Can't take the politics out of elections, even for judgesBy PHILIP GAILEY, Times Editor of Editorials
© St. Petersburg Times
published August 18, 2002
For the past three weeks the Times Editorial Board has interviewed dozens of candidates for state and local offices as part of its homework before weighing in with its recommendations before the Sept. 10 primary election. The toughest calls -- for us and the voters -- generally are in judicial races. The candidates are appropriately under certain constraints in what they can say in a campaign, so the voters have little to inform their decisions beyond a candidate's reputation, legal experience and record of community service.
I keep thinking there must be a better way, but I also understand that most voters had rather elect their judges than entrust that responsibility to a lawyer-dominated judicial nominating committee that recommends a short list of candidates to the governor, who makes the final choice. Either way, it's a matter of politics. As a Georgia legislator once said, "You can't take politics out of politics."
That's true, but you can take the influence of money out of judicial politics. That's an argument the Alliance for Better Campaigns, a Washington-based organization dedicated to campaign reform, makes in its latest newsletter. It has less to do with trusting the judgment of the voters than with curbing the growing influence of special interests in the judicial election process.
Thirty-nine states elect judges, and it's not a pretty sight. Judicial contests are becoming a highly politicized and partisan affair in some states (it's not yet that big a problem in Florida). The Committee of Economic Development (CED), a business/academic think tank, said in a recent report: "While most judicial elections continue to conform to the traditional pattern of low-cost, civil affairs, many judicial races have become fierce electoral battlegrounds. Indeed, the more competitive judicial contests are now indistinguishable from gubernatorial and legislative contests."

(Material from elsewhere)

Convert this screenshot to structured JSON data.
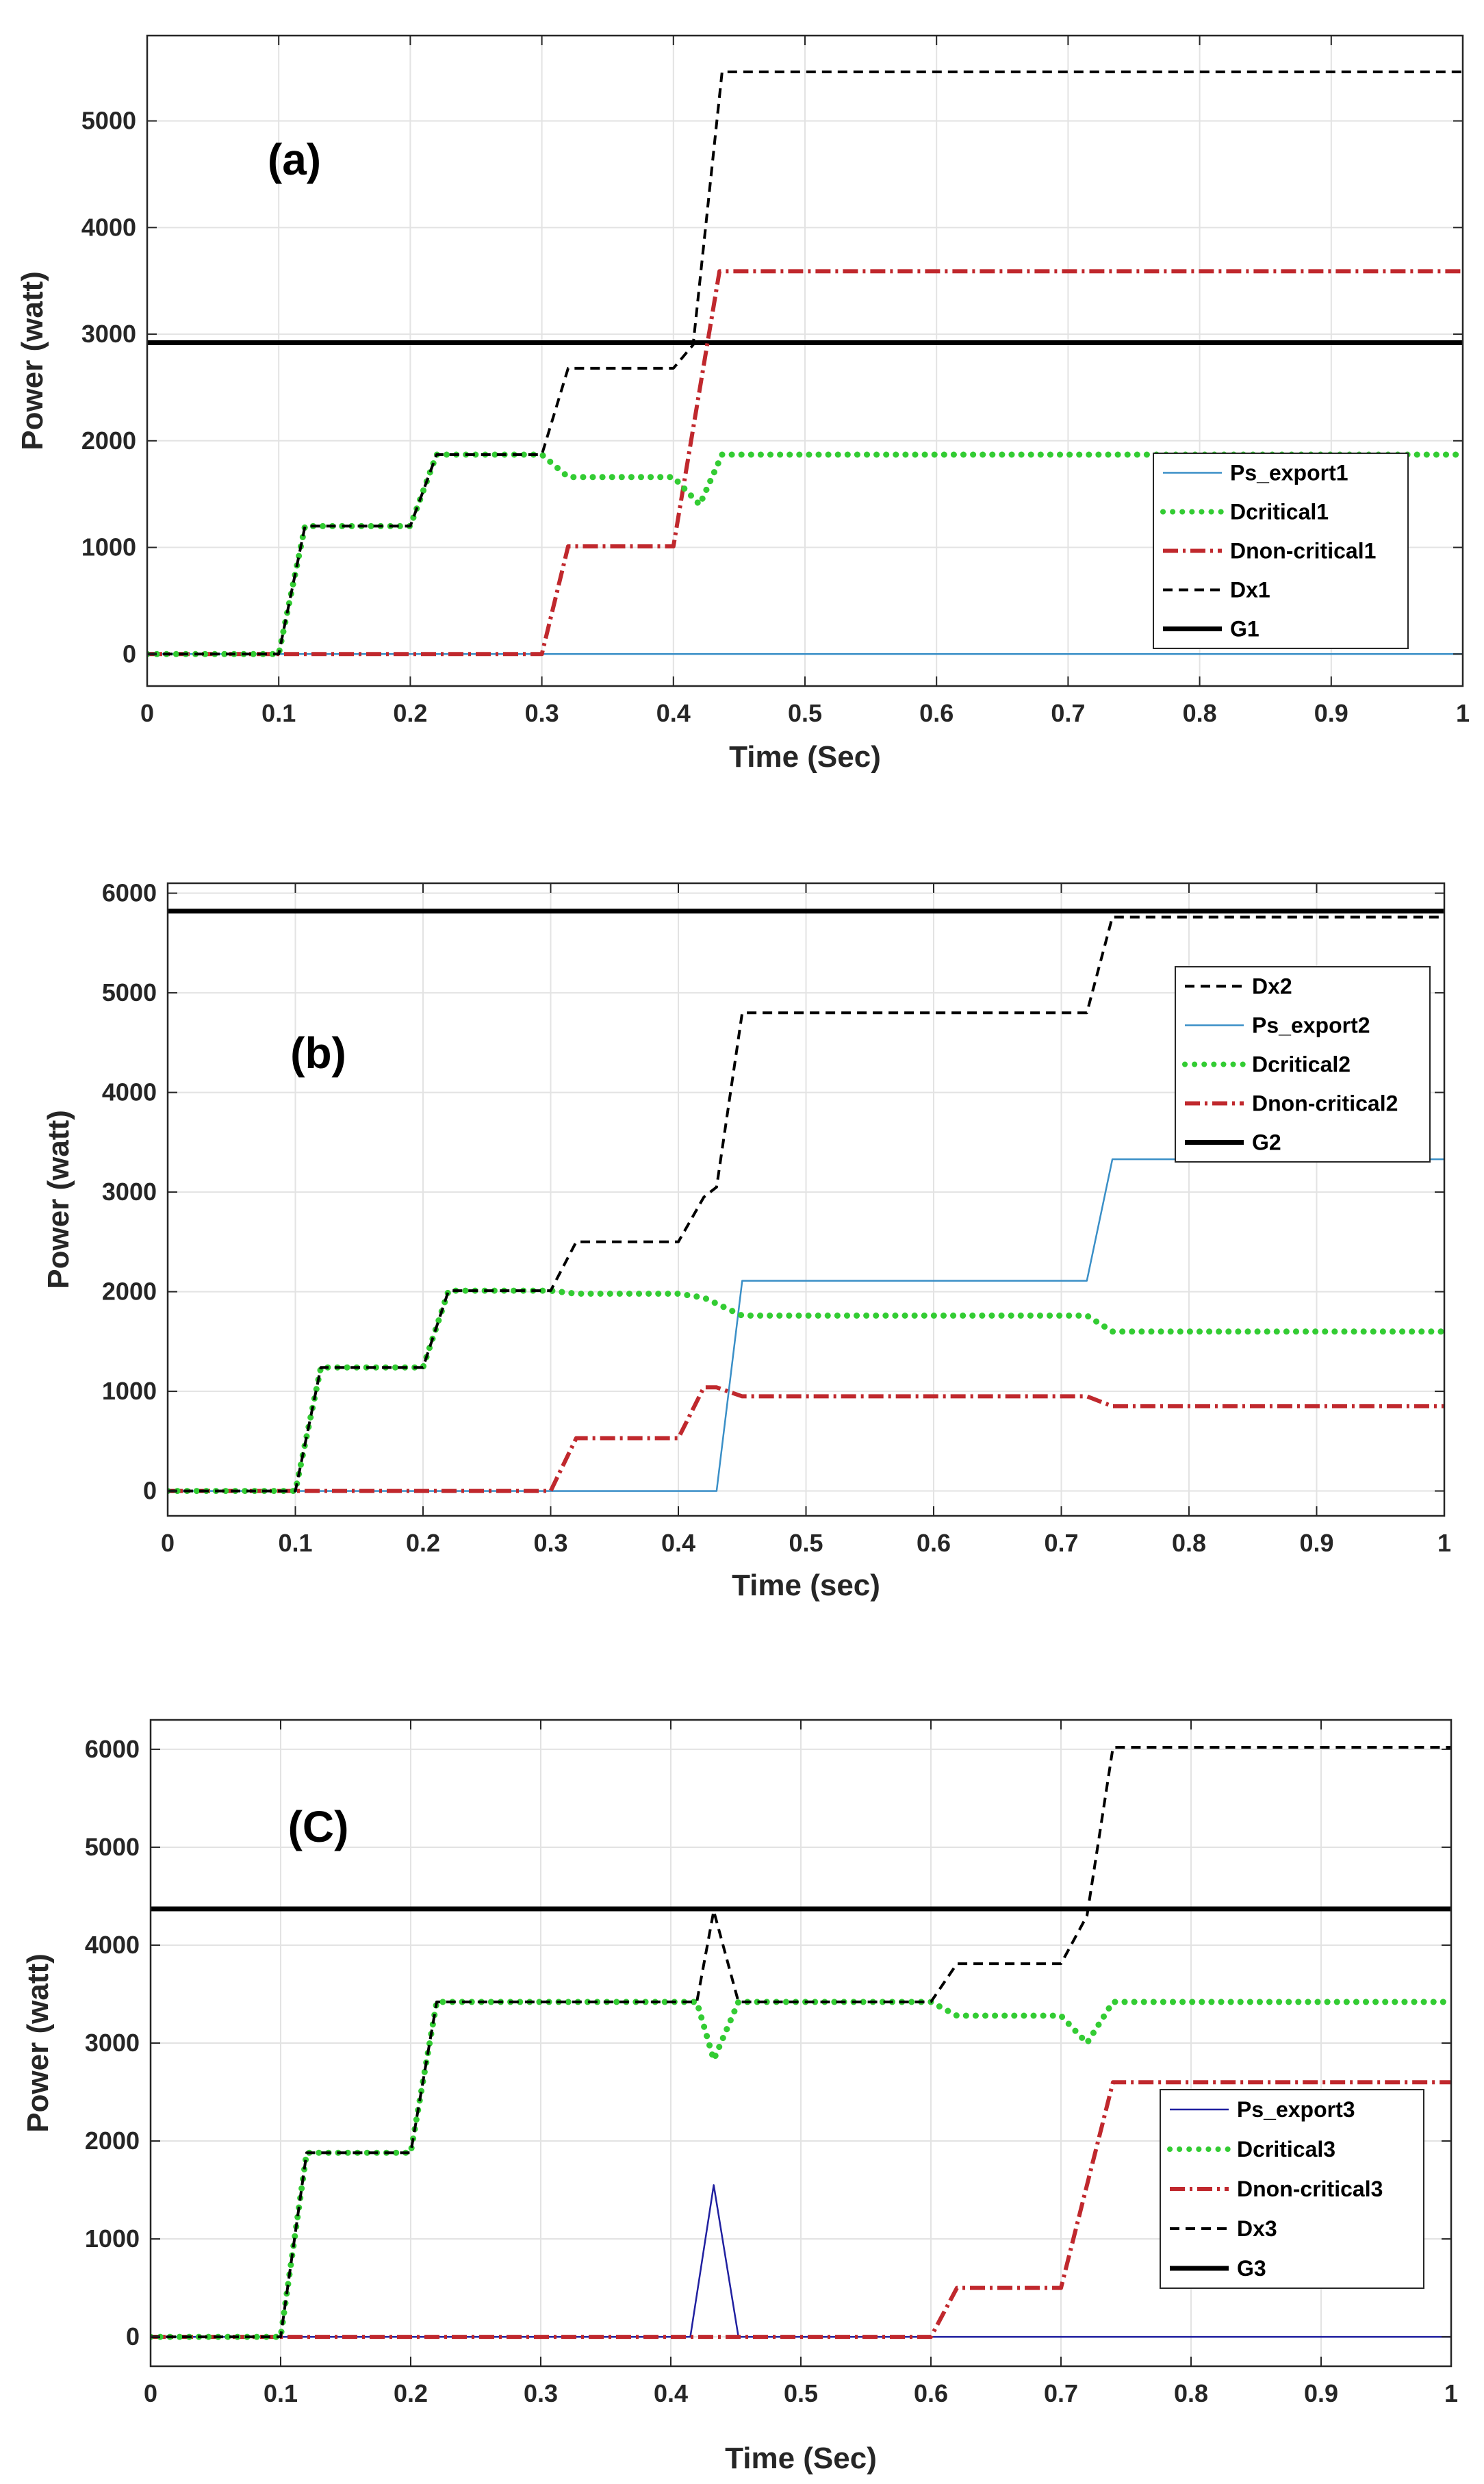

Candidates must rely on attorneys and law firms and other special interests for campaign funds, which creates the impression that justice is being bought and sold. The U.S. Chamber of Commerce reportedly has raised more than $20-million, mostly from corporations, to elect business-friendly judges around the country. The money is being funneled through a tax-exempt group called the Coalition for Reform, Inc. And the voters think they're calling the shots.
Since most voters insist on electing their judges -- and that's fine with me -- the CED is recommending greater disclosure requirements for judicial candidates and their donors, public financing of judicial campaigns and longer terms of office for judges. Those recommendations are worth considering. If we can't change the system, maybe we can improve it.
Paul Taylor, executive director of the Alliance for Better Campaigns, raises an intriguing and larger question: Is our popular concept of democratic government, where the people rule, part of the problem?
He writes: "Americans are the world's hyper-democrats. We hold more elections, more frequently, for more offices than any other nation in the world. We are the only nation that conducts primary elections. The only one whose national legislature stands for election every two years. The only one that elects the vast majority of its judges. The only one that holds such a massive array of state and local ballot initiatives."
But isn't this what democracy is all about? Well, yes -- up to a point. Taylor, a former political reporter for the Washington Post, says the framers of the Constitution believed that subjecting judges to elections would undermine their independence and impartiality. And as for "direct democracy," or ballot initiatives, "their reading of history taught them it was unstable, unmanageable and prone to excesses by the majority. So they created a republic -- a "representative democracy' in which elected officials would govern by the consent of the governed."
According to Taylor, "two great eruptions of democratic reform" have undone the wisdom of the nation's founders. "Judicial elections came about during the Age of Jackson, part of a generalized popular revulsion against elites of all kinds," he writes. "Ballot initiatives came about during the Progressive Era, in reaction to the way Robber Barons had made legislatures to bend to their will during the Gilded Age."
Paradoxically, he adds, the election of judges and ballot initiatives, instead of giving more power to the people, have given more power to the special interests the reforms were supposed to restrain.
There is a popular assumption that ballot initiatives are a grass-roots cry for change. But the initiative process is increasingly a tool of wealthy special interests advancing their own narrow agendas in the name of the people. Ballot initiatives are expensive, and they increasingly depend on monied interests. According to the nonpartisan Ballot Initiative Strategy Center, more than half of all donations to state ballot initiative campaigns in 2000 were raised in donations of $50,000 or more. It is calling for greater disclosure so voters can see who is behind a ballot initiative.
For example, a group called "Consumers for Responsible Solutions" was formed to oppose an antismoking amendment on the Florida ballot this year. However, the group disbanded after it was exposed as a front for the tobacco industry.
Taylor may be on to something. Maybe we are overdosing on democracy.